Many excellent points in all the commentary but I find myself agreeing with Steve about the US-centric nature of the message. The left seems to believe that the problem of the Middle East is that Washington has for too long been run by conservatives, and now that Obama has arrived with his good intentions, all will be different. President Bush could not make peace in the Middle East because he put US interests first and foremost, and could not be seen as a fair arbitor by Arabs. But so far the thrust of the Obama foreign policy seems to be that the good guys are now in charge in D.C. That is still, unfortunately, more about internal American politics and less about the realities on the ground in hotspots around the world. As Iran and North Korea, not to mention Benyamin Netayahu, are clearly demonstrating, those good intentions have nothing to do with what's really going on in the world. I'm nervous.

shrivatsa said...

Dear Friend,
It is unfortunate that even in the 21st century we are stuck with the world devided on the name of religious affiliation. Why politicians do not show the courage to address the ills of our world for one human community? Why do we succumb to religious sectarianism? Its a dangerous trend and we all are victim of it.

gla said...

It is good to try to heal wounds that were exacerbated during the Bush administration, but by addressing Islam from the position of a political leader, I don't think Obama has the relationship between church and state down right. If he is really promoting modern democracy, cultural values have to be more separated from politics, leaving democratic process and pluralism as the primary value. When a political system adopts religious values, i.e., official truth statements, blocks to free and scientific thought are created.

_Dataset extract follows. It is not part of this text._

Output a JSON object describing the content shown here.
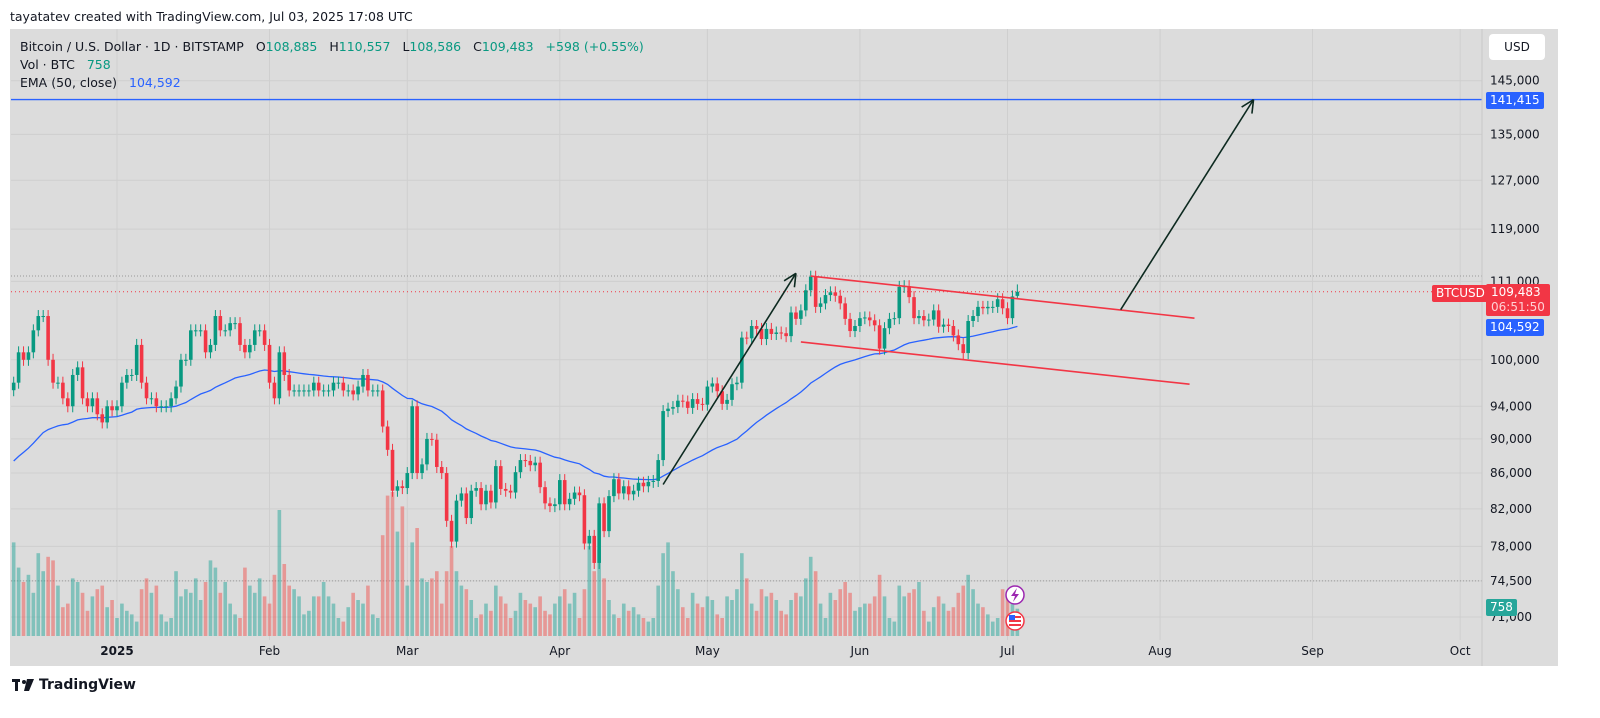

Also, Israel ought to let Palestine secede if it wants, for only in freedom can those people gain self-respect. However, Palestine has never shown that it has the capability to police itself. Syria and factions in Lebanon have been able to control it when Israel's forces are absent. Any military presence of their forces after Israel withdraws, should be considered reason for the international community to intervene.

Mohamad A Jodeh said...

Thank you Frank,

For this window of Mind's Building.

I enjoyed reading your thoughts,analysis and comments.

Mohamad A Jodeh

Samvel Jeshmaridian said...

Thank You Frank,
You are able to create the right situations at the right time with the right persons.
President Obama's speech in Cairo which, in fact, had started in Turkey on a wrong track, a few weeks ago, was neither a religious speech nor a political declaration. It was an educational lecture -- how U.S. experts perceive, interprete, and use World Religions and Holy Books in their practice. Such socio-political approach cannot target the right goal -- the peace processin the Miidle East, something that the just, baby-faced and highly talented President frankly wants to reach!
Samvel Jeshmaridian, PhD

Emil Kurcik , Marie Nemcova said...

Dear Dr. Kaufmann,

Thank you very much for your “Leaves” and “Post”. We have read this very carefully. We are appreciating you for your activity which is very useful for world peace, understanding and international relations. We are very proud that we can share your thoughts.